We can reverse an Array in Swift using reversed function, here's the example:
let numbers = [3, 5, 7]
let reversedNumbers = Array(numbers.reversed())
print(reversedNumbers)
// Prints "[7, 5, 3]"
Here's the link :Array reversed()
At the end of the discussion part, it says Complexity O(1), I believe this is about time complexity, how can reverse an array take O(1) time?
Actually reversed() returns an object with wrapper over the original array not actual reversion of the contents hence O(1).
If you check the return type of reversed() call it is ReversedCollection which internally keeps original collection as _base unless its contents are modified. Basically ReversedCollection is just presenting/returning elements of its base collection in the reverse manner to save time and memory.

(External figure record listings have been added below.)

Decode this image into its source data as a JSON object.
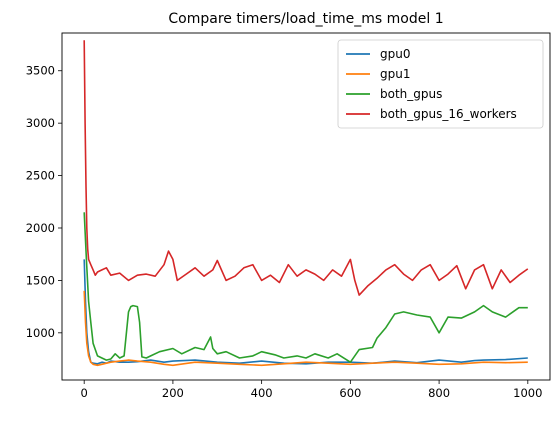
{
  "chart_data": {
    "type": "line",
    "title": "Compare timers/load_time_ms model 1",
    "xlabel": "",
    "ylabel": "",
    "xlim": [
      -50,
      1050
    ],
    "ylim": [
      550,
      3860
    ],
    "xticks": [
      0,
      200,
      400,
      600,
      800,
      1000
    ],
    "yticks": [
      1000,
      1500,
      2000,
      2500,
      3000,
      3500
    ],
    "legend": "top-right",
    "grid": false,
    "series": [
      {
        "name": "gpu0",
        "color": "#1f77b4",
        "x": [
          0,
          3,
          6,
          10,
          15,
          20,
          30,
          40,
          50,
          60,
          80,
          100,
          120,
          150,
          180,
          200,
          250,
          300,
          350,
          400,
          450,
          500,
          550,
          600,
          650,
          700,
          750,
          800,
          850,
          880,
          900,
          950,
          1000
        ],
        "y": [
          1700,
          1300,
          1000,
          820,
          720,
          710,
          705,
          720,
          710,
          730,
          720,
          720,
          725,
          740,
          720,
          730,
          740,
          720,
          710,
          730,
          710,
          705,
          720,
          720,
          710,
          730,
          715,
          740,
          720,
          735,
          740,
          745,
          760
        ]
      },
      {
        "name": "gpu1",
        "color": "#ff7f0e",
        "x": [
          0,
          3,
          6,
          10,
          15,
          20,
          30,
          40,
          50,
          60,
          80,
          100,
          120,
          150,
          180,
          200,
          250,
          300,
          350,
          400,
          450,
          500,
          550,
          600,
          650,
          700,
          750,
          800,
          850,
          900,
          950,
          1000
        ],
        "y": [
          1400,
          1100,
          900,
          780,
          720,
          700,
          690,
          700,
          710,
          720,
          730,
          740,
          730,
          720,
          700,
          690,
          720,
          710,
          700,
          690,
          705,
          720,
          710,
          700,
          710,
          720,
          710,
          700,
          705,
          720,
          715,
          720
        ]
      },
      {
        "name": "both_gpus",
        "color": "#2ca02c",
        "x": [
          0,
          5,
          10,
          15,
          20,
          30,
          40,
          50,
          60,
          70,
          80,
          90,
          100,
          105,
          110,
          120,
          125,
          130,
          140,
          150,
          170,
          200,
          220,
          250,
          270,
          285,
          290,
          300,
          320,
          350,
          380,
          400,
          430,
          450,
          480,
          500,
          520,
          550,
          570,
          600,
          620,
          650,
          660,
          680,
          700,
          720,
          750,
          780,
          800,
          820,
          850,
          880,
          900,
          920,
          950,
          980,
          1000
        ],
        "y": [
          2150,
          1700,
          1300,
          1100,
          900,
          780,
          760,
          740,
          750,
          800,
          760,
          780,
          1200,
          1250,
          1260,
          1250,
          1100,
          770,
          760,
          780,
          820,
          850,
          800,
          860,
          840,
          960,
          850,
          800,
          820,
          760,
          780,
          820,
          790,
          760,
          780,
          760,
          800,
          760,
          800,
          720,
          840,
          860,
          950,
          1050,
          1180,
          1200,
          1170,
          1150,
          1000,
          1150,
          1140,
          1200,
          1260,
          1200,
          1150,
          1240,
          1240
        ]
      },
      {
        "name": "both_gpus_16_workers",
        "color": "#d62728",
        "x": [
          0,
          2,
          4,
          6,
          8,
          10,
          15,
          20,
          25,
          30,
          40,
          50,
          60,
          80,
          100,
          120,
          140,
          160,
          180,
          190,
          200,
          210,
          230,
          250,
          270,
          290,
          300,
          320,
          340,
          360,
          380,
          400,
          420,
          440,
          460,
          480,
          500,
          520,
          540,
          560,
          580,
          600,
          610,
          620,
          640,
          660,
          680,
          700,
          720,
          740,
          760,
          780,
          800,
          820,
          840,
          860,
          880,
          900,
          920,
          940,
          960,
          980,
          1000
        ],
        "y": [
          3790,
          3000,
          2400,
          2000,
          1800,
          1700,
          1650,
          1600,
          1550,
          1580,
          1600,
          1620,
          1550,
          1570,
          1500,
          1550,
          1560,
          1540,
          1650,
          1780,
          1700,
          1500,
          1560,
          1620,
          1540,
          1600,
          1690,
          1500,
          1540,
          1620,
          1650,
          1500,
          1550,
          1480,
          1650,
          1540,
          1600,
          1560,
          1500,
          1600,
          1540,
          1700,
          1500,
          1360,
          1450,
          1520,
          1600,
          1650,
          1560,
          1500,
          1600,
          1650,
          1500,
          1560,
          1640,
          1420,
          1600,
          1650,
          1420,
          1600,
          1480,
          1550,
          1610
        ]
      }
    ]
  }
}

Following example shows that reversed array remains same as the original array unless it is modified:
var originalArray = [1, 2, 3]
var reversedArray = originalArray.reversed()
print("0th index of OriginalArray \(originalArray[0])")
print("0th index of ReversedBaseArray \(reversedArray._base[0])")
print("0th index of OriginalArray \(originalArray.first)")
print("0th index of ReversedBaseArray \(reversedArray.first)")
originalArray[0] = 4 // Modification makes a separate copy of each instance
print("0th index of OriginalArray \(originalArray[1])")
print("0th index of ReversedBaseArray \(reversedArray._base[1])")
// Console Output:
// 0th index of OriginalArray 1
// 0th index of ReversedBaseArray 1
// First element of OriginalArray Optional(1)
// First element of ReversedBaseArray Optional(3)
// 0th index of OriginalArray 4
// 0th index of ReversedBaseArray 1